Recently, the Netflix film The Trial of the Chicago 7, brought the 60’s struggle against the Vietnam War. Also charged in the same trial was Bobby Seale, the co-founder of Black Panthers. (A much better film is the older HBO film Conspiracy: The Trial of the Chicago 8, available on YouTube). During, the trial, the Chicago police assassinated Fred Hampton, an important Black Panther leader in Chicago who was helping with the defence of Bobby Seale. I will let Lewontin and his close comrade Levins, also the co-author of Biology Under The Influence tell us in their words how they related to movements: We have also been political activists and comrades in Science for the People; Science for Vietnam; the New University Conference; and struggles against biological determinism and “scientific” racism, against creationism and in support for the student movement and antiwar movement. On the day that Chicago police murdered Black Panther leader Fred Hampton, we went together to his still bloody bedroom and saw the books on his night table: he was killed because of his thoughtful, inquiring militancy. Our activism is a constant reminder of the need to relate theory to real-world problems as well as the importance of theoretical critique. In political movements, we often have to defend the importance of theory as a protection against being overwhelmed by the urgency of need in the momentary and the local, while in academia we still have to argue that for the hungry the right to food is not a philosophical problem.

The book, Biology Under The Influence, was dedicated to the five Cubans -- the Cuban Five -- who had infiltrated Cuban American terrorist groups in Miami and actively supported by the US agencies.

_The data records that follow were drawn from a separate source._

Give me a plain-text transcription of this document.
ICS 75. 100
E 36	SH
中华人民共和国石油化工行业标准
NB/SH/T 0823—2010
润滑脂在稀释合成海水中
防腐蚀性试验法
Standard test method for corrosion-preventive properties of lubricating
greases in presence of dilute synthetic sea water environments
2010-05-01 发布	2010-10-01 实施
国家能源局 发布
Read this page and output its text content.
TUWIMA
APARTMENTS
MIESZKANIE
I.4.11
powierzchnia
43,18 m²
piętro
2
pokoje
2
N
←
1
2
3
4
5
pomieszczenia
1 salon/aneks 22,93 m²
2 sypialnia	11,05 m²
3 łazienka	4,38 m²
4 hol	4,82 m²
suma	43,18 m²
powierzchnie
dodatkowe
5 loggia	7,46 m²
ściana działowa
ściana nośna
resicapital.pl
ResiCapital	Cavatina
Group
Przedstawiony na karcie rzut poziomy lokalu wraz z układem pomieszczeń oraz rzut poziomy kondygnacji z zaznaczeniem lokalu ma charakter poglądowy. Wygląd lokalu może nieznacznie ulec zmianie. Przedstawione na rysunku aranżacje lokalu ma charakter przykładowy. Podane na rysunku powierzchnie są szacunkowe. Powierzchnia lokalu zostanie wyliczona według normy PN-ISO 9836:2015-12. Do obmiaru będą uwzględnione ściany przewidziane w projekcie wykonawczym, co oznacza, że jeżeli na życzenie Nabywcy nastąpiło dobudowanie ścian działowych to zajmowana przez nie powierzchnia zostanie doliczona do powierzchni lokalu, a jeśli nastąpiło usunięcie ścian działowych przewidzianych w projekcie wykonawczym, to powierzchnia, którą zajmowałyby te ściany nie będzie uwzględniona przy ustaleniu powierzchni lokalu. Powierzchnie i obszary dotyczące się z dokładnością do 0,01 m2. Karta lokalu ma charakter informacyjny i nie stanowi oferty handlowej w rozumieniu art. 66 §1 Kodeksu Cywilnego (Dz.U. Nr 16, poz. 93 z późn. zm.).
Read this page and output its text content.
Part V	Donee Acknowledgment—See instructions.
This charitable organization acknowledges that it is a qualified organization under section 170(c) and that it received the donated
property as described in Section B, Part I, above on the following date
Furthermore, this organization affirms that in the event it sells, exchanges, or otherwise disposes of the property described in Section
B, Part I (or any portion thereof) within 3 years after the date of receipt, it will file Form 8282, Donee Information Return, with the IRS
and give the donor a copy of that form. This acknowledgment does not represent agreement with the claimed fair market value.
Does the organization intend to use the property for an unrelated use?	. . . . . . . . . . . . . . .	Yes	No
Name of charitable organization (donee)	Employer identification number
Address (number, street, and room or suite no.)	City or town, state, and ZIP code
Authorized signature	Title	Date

They were then serving long prison sentences in the US.

Lewontin and Levine were both Marxists and activists and fought a lifelong battle against racism, imperialism, and capitalist oppression. They brought their Marxism to biology and its larger philosophical issues. They dedicated their 1985 book, The Dialectical Biologist to Frederick Engels, writing, “who got it wrong a lot of the time but who got it right where it counted.” This applies also to Lewontin, who also got race, class and genetics right where it counted!